My eldest son has a simple morning chore. After breakfast, he's supposed to empty the dishwasher and load up the breakfast dishes. He has had this chore for three years, and for three years he has forgotten to do it every single day. He promptly does it when reminded, he simply just doesn't remember. I could punish him for forgetting, or I could simply remind him every morning.
At first he was punished. We would ban TV on the days he forgot, or take away another privilege. After many grumpy mornings I had to ask myself, “is this the hill I want to die on?” On one hand, I believe it's very important to learn responsibility as a child, on the other hand this is such a minor thing and he does promptly and cheerfully do it with a small reminder.
I finally decided it wasn't worth the battle. Instead, we implemented logical consequences. If the dishwasher wasn't empty by dinner time, I couldn't cook. So dinner was delayed. It took about two weeks of delayed dinners before my growing, hungry 12-year-old realized he wouldn't get dinner unless the dishwasher was empty. Nowadays the dishwasher is empty on time, without the morning arguments or grumpiness.
I've found logical consequences work most of the time to manage improper behavior. For example, with a young child that's hitting, telling them that their behavior is hurting someone else so they must do or play something else, then physically (but not roughly) leading them to a different activity often eradicates the problem.
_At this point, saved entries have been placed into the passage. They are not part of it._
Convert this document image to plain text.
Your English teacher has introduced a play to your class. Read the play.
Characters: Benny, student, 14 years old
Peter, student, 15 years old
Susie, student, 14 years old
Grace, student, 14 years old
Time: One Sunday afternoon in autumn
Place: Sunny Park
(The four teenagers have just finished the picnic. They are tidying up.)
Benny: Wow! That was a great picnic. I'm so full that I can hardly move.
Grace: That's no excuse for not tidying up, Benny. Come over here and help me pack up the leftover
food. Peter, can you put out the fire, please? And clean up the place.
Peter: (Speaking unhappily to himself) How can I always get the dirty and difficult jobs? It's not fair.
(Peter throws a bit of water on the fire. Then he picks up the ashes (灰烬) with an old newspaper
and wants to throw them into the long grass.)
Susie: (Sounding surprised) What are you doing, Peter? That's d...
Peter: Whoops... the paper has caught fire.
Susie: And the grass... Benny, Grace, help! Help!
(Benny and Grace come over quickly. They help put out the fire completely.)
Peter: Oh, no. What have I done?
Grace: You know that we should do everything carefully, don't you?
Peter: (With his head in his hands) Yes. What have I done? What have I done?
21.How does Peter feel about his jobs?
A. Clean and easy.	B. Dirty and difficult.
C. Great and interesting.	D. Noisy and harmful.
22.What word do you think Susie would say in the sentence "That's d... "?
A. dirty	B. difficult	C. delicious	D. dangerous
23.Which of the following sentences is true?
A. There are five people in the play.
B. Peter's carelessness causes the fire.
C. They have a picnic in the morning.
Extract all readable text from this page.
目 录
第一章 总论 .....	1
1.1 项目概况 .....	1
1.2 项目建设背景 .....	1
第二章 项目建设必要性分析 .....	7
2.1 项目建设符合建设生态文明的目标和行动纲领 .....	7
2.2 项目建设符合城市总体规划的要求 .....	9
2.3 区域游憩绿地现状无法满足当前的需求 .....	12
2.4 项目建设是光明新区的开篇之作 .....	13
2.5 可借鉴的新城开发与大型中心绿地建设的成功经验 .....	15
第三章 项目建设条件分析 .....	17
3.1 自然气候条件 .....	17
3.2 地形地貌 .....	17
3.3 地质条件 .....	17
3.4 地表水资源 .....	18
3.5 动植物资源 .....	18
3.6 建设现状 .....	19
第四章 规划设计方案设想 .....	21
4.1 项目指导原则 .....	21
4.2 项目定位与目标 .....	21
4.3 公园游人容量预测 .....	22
Eventually, they learn to remove themselves from the situation on their own, with only a small reminder.
Of course, behavior that is dangerous to the child or others must be dealt with promptly and sometimes with more traditional discipline. But the small battles, where children aren't purposefully being disobedient, can usually be solved by applying logical consequences instead of punishments or engaging in a drawn out battle.